I don’t really understand why (just posted a question to StackOverflow), but C# does not generally perform tail recursion elimination (at least as my measly test show).

The following method can be easily optimized, both to work faster, consume less space and not to cause a StackOverflowException … but it is not optimized by the compiler (verified by Reflector and the fact a StackOverflowException was indeed thrown).
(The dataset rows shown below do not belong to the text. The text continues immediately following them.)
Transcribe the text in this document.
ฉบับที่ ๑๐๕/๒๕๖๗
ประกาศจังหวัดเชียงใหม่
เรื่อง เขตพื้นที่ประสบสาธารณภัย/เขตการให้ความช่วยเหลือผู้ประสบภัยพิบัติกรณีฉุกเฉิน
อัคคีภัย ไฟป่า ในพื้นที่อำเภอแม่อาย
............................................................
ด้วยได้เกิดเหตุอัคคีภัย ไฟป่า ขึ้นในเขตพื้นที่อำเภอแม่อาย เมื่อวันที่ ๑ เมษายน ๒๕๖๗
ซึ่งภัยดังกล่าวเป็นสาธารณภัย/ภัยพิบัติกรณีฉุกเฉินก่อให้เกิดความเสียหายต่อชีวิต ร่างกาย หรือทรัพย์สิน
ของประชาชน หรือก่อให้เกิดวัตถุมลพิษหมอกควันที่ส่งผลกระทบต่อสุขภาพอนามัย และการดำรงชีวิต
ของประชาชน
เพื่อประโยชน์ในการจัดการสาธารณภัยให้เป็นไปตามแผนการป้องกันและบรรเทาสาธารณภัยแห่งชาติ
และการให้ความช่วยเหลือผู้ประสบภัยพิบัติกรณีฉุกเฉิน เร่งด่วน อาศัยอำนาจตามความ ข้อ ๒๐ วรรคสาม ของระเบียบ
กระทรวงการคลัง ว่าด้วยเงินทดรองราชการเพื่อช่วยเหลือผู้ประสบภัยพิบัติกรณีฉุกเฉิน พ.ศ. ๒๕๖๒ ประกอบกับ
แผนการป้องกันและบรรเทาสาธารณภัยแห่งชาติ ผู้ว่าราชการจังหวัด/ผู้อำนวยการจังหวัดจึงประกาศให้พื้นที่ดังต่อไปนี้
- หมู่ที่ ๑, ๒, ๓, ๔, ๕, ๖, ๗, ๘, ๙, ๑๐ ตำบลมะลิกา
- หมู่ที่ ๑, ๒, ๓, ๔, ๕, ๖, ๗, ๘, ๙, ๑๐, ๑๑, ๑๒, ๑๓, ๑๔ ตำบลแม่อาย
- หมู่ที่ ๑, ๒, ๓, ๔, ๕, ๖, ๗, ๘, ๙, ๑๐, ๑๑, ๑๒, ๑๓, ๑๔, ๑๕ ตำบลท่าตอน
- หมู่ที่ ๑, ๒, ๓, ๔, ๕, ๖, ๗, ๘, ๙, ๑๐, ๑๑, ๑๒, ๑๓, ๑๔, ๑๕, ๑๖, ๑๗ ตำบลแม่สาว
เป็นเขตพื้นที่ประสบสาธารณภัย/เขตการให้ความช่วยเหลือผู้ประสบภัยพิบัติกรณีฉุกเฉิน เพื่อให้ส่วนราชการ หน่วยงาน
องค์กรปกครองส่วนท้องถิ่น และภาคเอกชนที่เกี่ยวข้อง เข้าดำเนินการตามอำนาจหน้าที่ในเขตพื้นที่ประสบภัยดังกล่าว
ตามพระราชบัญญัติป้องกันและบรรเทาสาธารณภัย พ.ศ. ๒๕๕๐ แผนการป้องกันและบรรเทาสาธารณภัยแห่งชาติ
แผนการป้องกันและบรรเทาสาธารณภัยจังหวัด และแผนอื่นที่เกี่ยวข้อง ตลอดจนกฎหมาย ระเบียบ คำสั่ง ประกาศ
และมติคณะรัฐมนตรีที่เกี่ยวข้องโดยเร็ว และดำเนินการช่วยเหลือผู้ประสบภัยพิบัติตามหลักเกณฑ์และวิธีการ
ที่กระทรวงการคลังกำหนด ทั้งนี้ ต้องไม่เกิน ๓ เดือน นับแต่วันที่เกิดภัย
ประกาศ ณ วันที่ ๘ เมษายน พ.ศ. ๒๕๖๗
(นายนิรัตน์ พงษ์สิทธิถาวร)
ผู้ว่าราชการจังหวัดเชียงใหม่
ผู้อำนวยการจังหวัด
private static void Foo(int i)
{
    if (i == 1000000)
        return;
 
    if (i % 100 == 0)
        Console.WriteLine(i);
 
    Foo(i+1);
}

So … if for some reason you prefer writing recursive methods over using loops, do it only where performance is not a consideration and you have a good understanding of the maximal stack depth.

8 Comments

  1. Tomer Gabel:

    Inconclusive: try NGen’ing the compiled assembly and check the generated native code. CSC performs almost no optimizations; nearly everything is done in the JIT.

  2. ripper234:

    I’ve read somewhere that NGen doesn’t help. Will verify. The JIT obviously didn’t optimize it away because it did throw a StackOverflowException.

  3. ripper234:

    NGen does’t help.

    .method private hidebysig static void Foo(int32 i) cil managed
    {
        .maxstack 8
        L_0000: ldarg.0 
        L_0001: ldc.i4 0xf4240
        L_0006: bne.un.s L_0009
        L_0008: ret 
        L_0009: ldarg.0 
        L_000a: ldc.i4.s 100
        L_000c: rem 
        L_000d: brtrue.s L_0015
        L_000f: ldarg.0 
        L_0010: call void [mscorlib]System.Console::WriteLine(int32)
        L_0015: ldarg.0 
        L_0016: ldc.i4.1 
        L_0017: add 
        L_0018: call void StackOverflow.Program::Foo(int32)
        L_001d: ret 
    }
    
  4. Tomer Gabel:

    That’s not an ngen image – I’m talking native code, here. Try C:\Windows\assembly\NativeImages_v2.0.50727_32, I think that’s where ngen’d assemblies go.

  5. ripper234:

    I went to said location, viewed it with reflector, and this is what it shows.
    I don’t really have the will to open IDA now, but running the example proves my point.

  6. Tomer Gabel:

    Can I assume you’ve compiled for RELEASE?

  7. ripper234:

    Yes you can.

  8. Tomer Gabel:

    In that case, I’m (badly) surprised. I’ll try to do some more research on the subject.